A comprehensive synthesis, recently published in Nature Climate Change, suggests that climate change alters forest disturbance regimes at the global scale.
Forest disturbances are sensitive to changes in the climate system. In a paper recently published in Nature Climate Change a group of authors led by the RESIN PI Rupert Seidl have now provided the first comprehensive synthesis of climate change effects on a wide range of abiotic (fire, drought, wind, snow and ice) and biotic (insects and pathogens) disturbance agents.
The study highlights that climate can influence forest disturbances through three major pathways. Direct effects are the immediate impacts that changes in the climate system, such as an increased frequency of climatic extremes (e.g., stronger winds or longer periods without precipitation), have on the disturbance regime. But also indirect effects of climate change exist, e.g., when a changing climate alters the structure and composition of a forest, which in turn modified its susceptibility to disturbance. Finally, individual disturbance agents do not respond to climate in isolation, but they frequently interact with other disturbances. Consequently, a climate-mediated change in one disturbance agent could also affect other disturbance agents, and have ripple effects through the system.

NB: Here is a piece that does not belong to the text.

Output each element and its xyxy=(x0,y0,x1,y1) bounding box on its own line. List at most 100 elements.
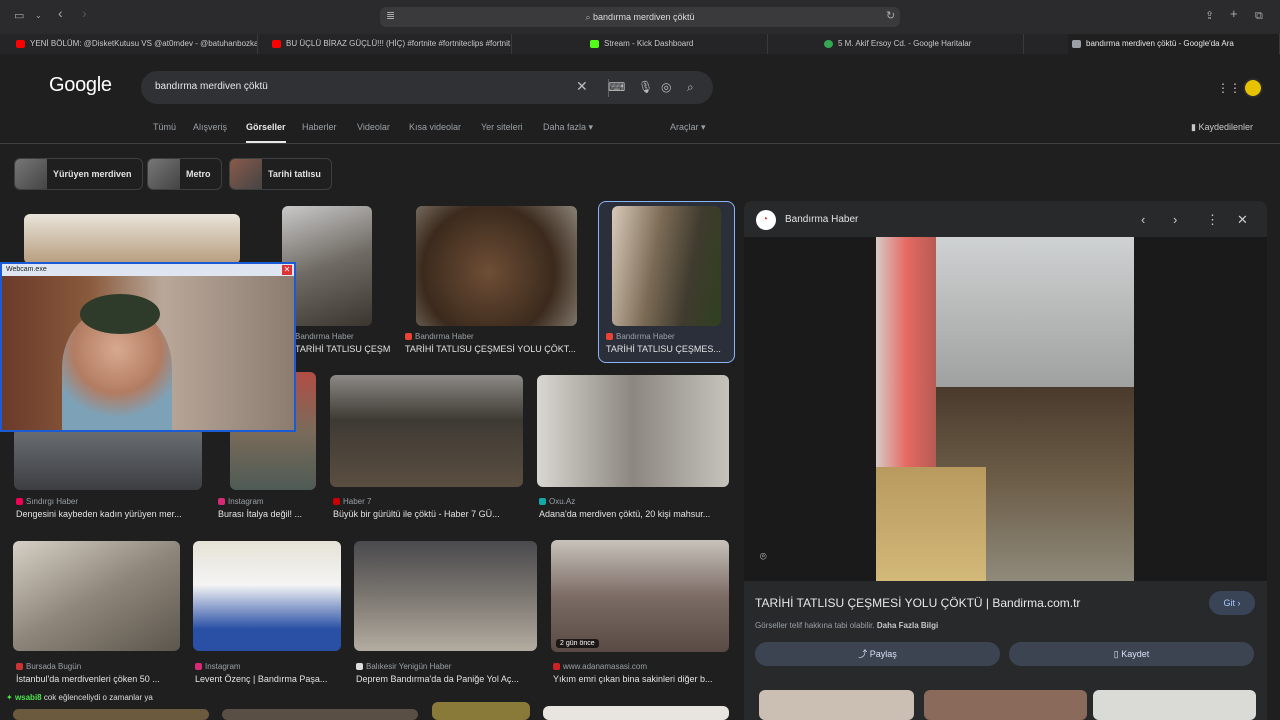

The global review of climate effects on forest disturbances was based on 674 papers published in the peer-reviewed literature since 1990. It provides evidence that warmer and drier conditions particularly facilitate fire, drought, and insect disturbances, while warmer and wetter conditions increase disturbances from wind and pathogens. Widespread interactions between agents are likely to amplify disturbances, while indirect climate effects such as vegetation changes can dampen long-term disturbance sensitivities to climate. Future changes in disturbance are likely to be most pronounced in coniferous forests and the boreal biome. The study concludes that both ecosystems and society need to prepare for an increasingly disturbed future of forests.